C'est bon ? Je vous l'ai bien vendue, cette expérience ? J'aurais dû bosser dans la pub, j'aurais mieux gagné ma vie :-/
Pour cette écoute d'un genre particulier, j'ai choisi la chanson Rosanna de Toto, pour trois raisons :
C'est un grand classique du répertoire rock, et pour cause ! Une richesse dans l'arrangement d'un niveau rarement atteint dans le rock : apport d'éléments jazz (harmonies vocales, jeu de batterie, cuivres, orgue, piano dans l'outro...) ; interprètes d'un niveau musical stratosphérique (Jeff Porcaro, Steve Lukather, David Paich... que du beau linge !) ; production sans faille : un son large, clair, équilibré, mais en aucun cas déshumanisé, un feeling de jeu "live" préservé malgré une production ultra maîtrisée. (1)

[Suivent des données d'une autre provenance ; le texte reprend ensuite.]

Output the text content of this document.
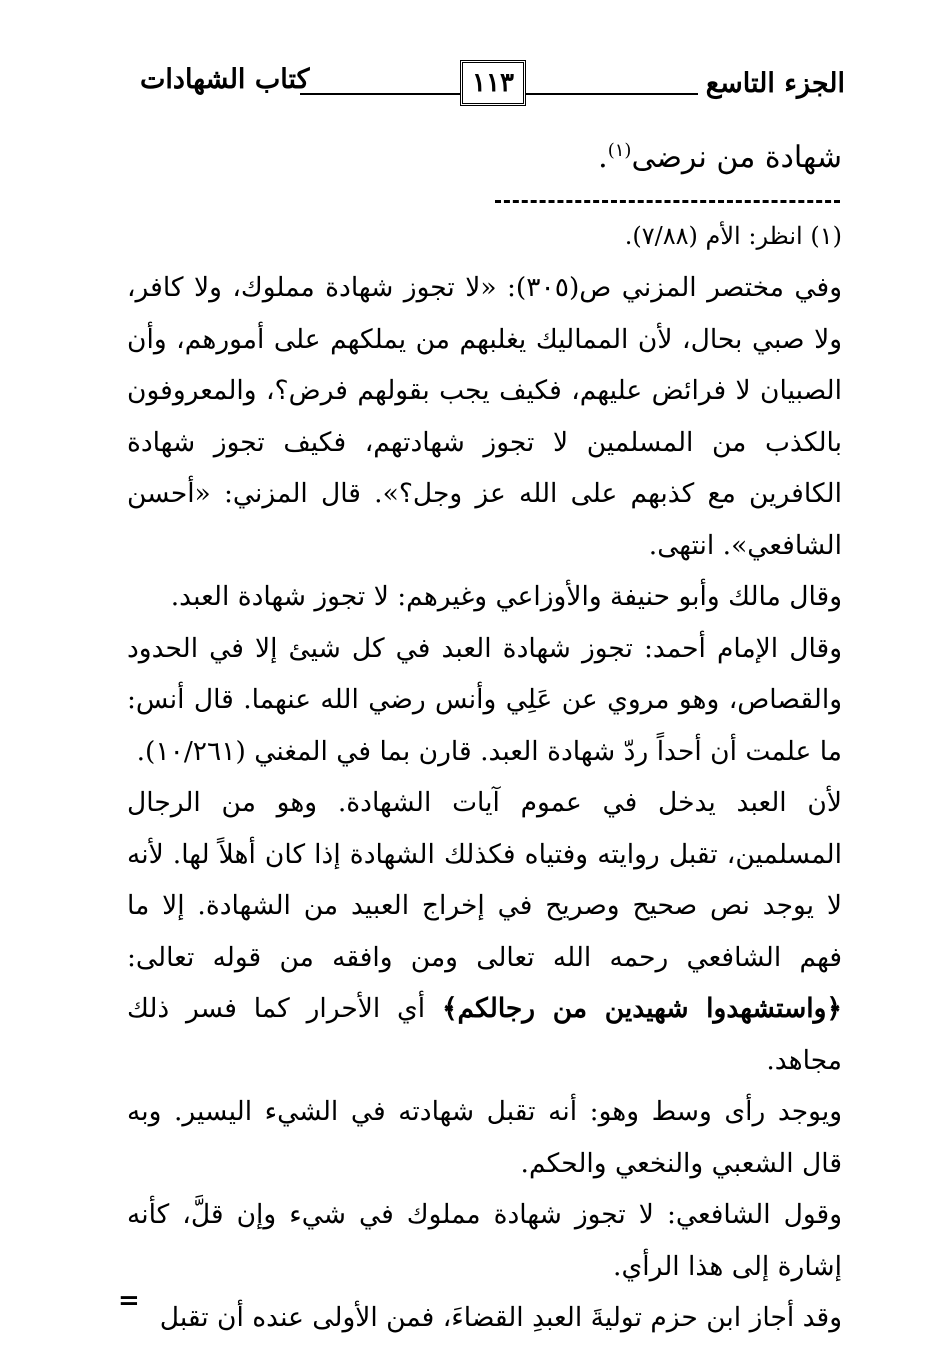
الجزء التاسع
١١٣
كتاب الشهادات
شهادة من نرضى$^{(١)}$.
(١) انظر: الأم (٧/٨٨).

وفي مختصر المزني ص(٣٠٥): «لا تجوز شهادة مملوك، ولا كافر، ولا صبي بحال، لأن المماليك يغلبهم من يملكهم على أمورهم، وأن الصبيان لا فرائض عليهم، فكيف يجب بقولهم فرض؟، والمعروفون بالكذب من المسلمين لا تجوز شهادتهم، فكيف تجوز شهادة الكافرين مع كذبهم على الله عز وجل؟». قال المزني: «أحسن الشافعي». انتهى.

وقال مالك وأبو حنيفة والأوزاعي وغيرهم: لا تجوز شهادة العبد.

وقال الإمام أحمد: تجوز شهادة العبد في كل شيئ إلا في الحدود والقصاص، وهو مروي عن عَلِي وأنس رضي الله عنهما. قال أنس: ما علمت أن أحداً ردّ شهادة العبد. قارن بما في المغني (١٠/٢٦١).

لأن العبد يدخل في عموم آيات الشهادة. وهو من الرجال المسلمين، تقبل روايته وفتياه فكذلك الشهادة إذا كان أهلاً لها. لأنه لا يوجد نص صحيح وصريح في إخراج العبيد من الشهادة. إلا ما فهم الشافعي رحمه الله تعالى ومن وافقه من قوله تعالى: ﴿واستشهدوا شهيدين من رجالكم﴾ أي الأحرار كما فسر ذلك مجاهد.

ويوجد رأى وسط وهو: أنه تقبل شهادته في الشيء اليسير. وبه قال الشعبي والنخعي والحكم.

وقول الشافعي: لا تجوز شهادة مملوك في شيء وإن قلَّ، كأنه إشارة إلى هذا الرأي.

وقد أجاز ابن حزم توليةَ العبدِ القضاءَ، فمن الأولى عنده أن تقبل

=
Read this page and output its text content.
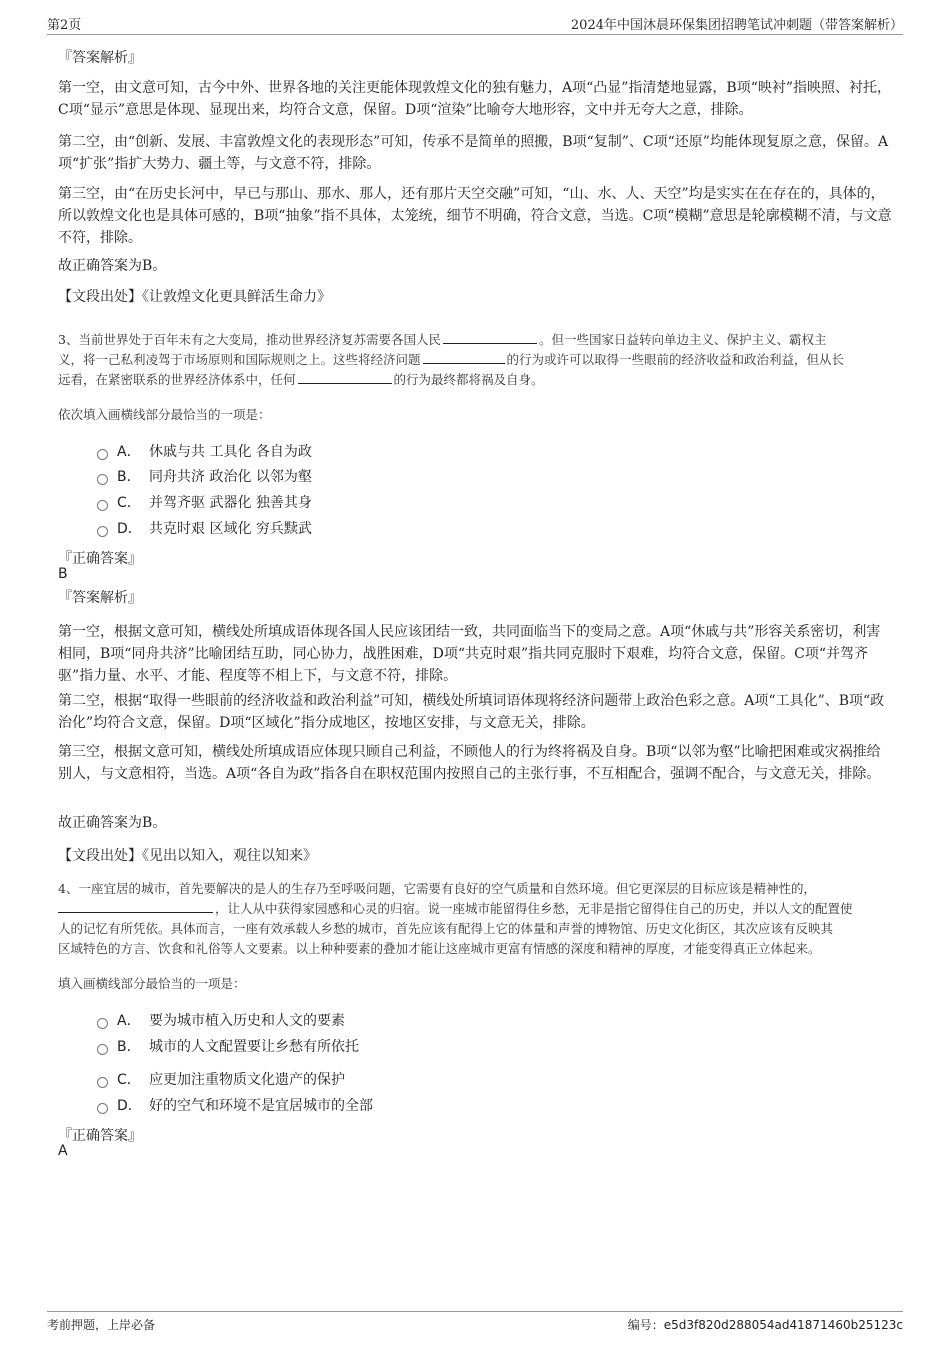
第2页	2024年中国沐晨环保集团招聘笔试冲刺题（带答案解析）
『答案解析』
第一空，由文意可知，古今中外、世界各地的关注更能体现敦煌文化的独有魅力，A项“凸显”指清楚地显露，B项“映衬”指映照、衬托，C项“显示”意思是体现、显现出来，均符合文意，保留。D项“渲染”比喻夸大地形容，文中并无夸大之意，排除。
第二空，由“创新、发展、丰富敦煌文化的表现形态”可知，传承不是简单的照搬，B项“复制”、C项“还原”均能体现复原之意，保留。A项“扩张”指扩大势力、疆土等，与文意不符，排除。
第三空，由“在历史长河中，早已与那山、那水、那人，还有那片天空交融”可知，“山、水、人、天空”均是实实在在存在的，具体的，所以敦煌文化也是具体可感的，B项“抽象”指不具体，太笼统，细节不明确，符合文意，当选。C项“模糊”意思是轮廓模糊不清，与文意不符，排除。
故正确答案为B。
【文段出处】《让敦煌文化更具鲜活生命力》
3、当前世界处于百年未有之大变局，推动世界经济复苏需要各国人民	。但一些国家日益转向单边主义、保护主义、霸权主
义，将一己私利凌驾于市场原则和国际规则之上。这些将经济问题	的行为或许可以取得一些眼前的经济收益和政治利益，但从长
远看，在紧密联系的世界经济体系中，任何	的行为最终都将祸及自身。
依次填入画横线部分最恰当的一项是：
A． 休戚与共 工具化 各自为政
B． 同舟共济 政治化 以邻为壑
C． 并驾齐驱 武器化 独善其身
D． 共克时艰 区域化 穷兵黩武
『正确答案』
B
『答案解析』
第一空，根据文意可知，横线处所填成语体现各国人民应该团结一致，共同面临当下的变局之意。A项“休戚与共”形容关系密切，利害相同，B项“同舟共济”比喻团结互助，同心协力，战胜困难，D项“共克时艰”指共同克服时下艰难，均符合文意，保留。C项“并驾齐驱”指力量、水平、才能、程度等不相上下，与文意不符，排除。
第二空，根据“取得一些眼前的经济收益和政治利益”可知，横线处所填词语体现将经济问题带上政治色彩之意。A项“工具化”、B项“政治化”均符合文意，保留。D项“区域化”指分成地区，按地区安排，与文意无关，排除。
第三空，根据文意可知，横线处所填成语应体现只顾自己利益，不顾他人的行为终将祸及自身。B项“以邻为壑”比喻把困难或灾祸推给别人，与文意相符，当选。A项“各自为政”指各自在职权范围内按照自己的主张行事，不互相配合，强调不配合，与文意无关，排除。
故正确答案为B。
【文段出处】《见出以知入，观往以知来》
4、一座宜居的城市，首先要解决的是人的生存乃至呼吸问题，它需要有良好的空气质量和自然环境。但它更深层的目标应该是精神性的，
，让人从中获得家园感和心灵的归宿。说一座城市能留得住乡愁，无非是指它留得住自己的历史，并以人文的配置使
人的记忆有所凭依。具体而言，一座有效承载人乡愁的城市，首先应该有配得上它的体量和声誉的博物馆、历史文化街区，其次应该有反映其
区域特色的方言、饮食和礼俗等人文要素。以上种种要素的叠加才能让这座城市更富有情感的深度和精神的厚度，才能变得真正立体起来。
填入画横线部分最恰当的一项是：
A． 要为城市植入历史和人文的要素
B． 城市的人文配置要让乡愁有所依托
C． 应更加注重物质文化遗产的保护
D． 好的空气和环境不是宜居城市的全部
『正确答案』
A
考前押题，上岸必备	编号：e5d3f820d288054ad41871460b25123c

Le "Rosanna shuffle" !!! (appelé aussi "Porcaro shuffle") Pour cette chanson, Jeff Porcaro a créé un rythme de batterie devenu mythique. Incontournable pour tout batteur ! Je vous en reparle un peu plus bas.
C'est le seul titre vraiment intéressant - cf. les raisons évoquées au point 1. - dont j'ai pu trouver les pistes séparées et dont la mise en ligne a été autorisée par l'artiste.
(1) Rosanna a reçu 3 récompenses aux Grammy Awards de 1983 : chanson de l'année, meilleur arrangement instrumental, meilleur arrangement vocal. En tout, l'album Toto IV rafle 6 récompenses cette année-là (les 3 autres sont : album de l'année, producteur de l'année, meilleur ingénieur du son).
Allez, c'est parti ! Ne vous inquiétez pas, vous réussirez à profiter de la balade : je vous prends par la main et je vous explique tout ou presque. Laissez-vous guider...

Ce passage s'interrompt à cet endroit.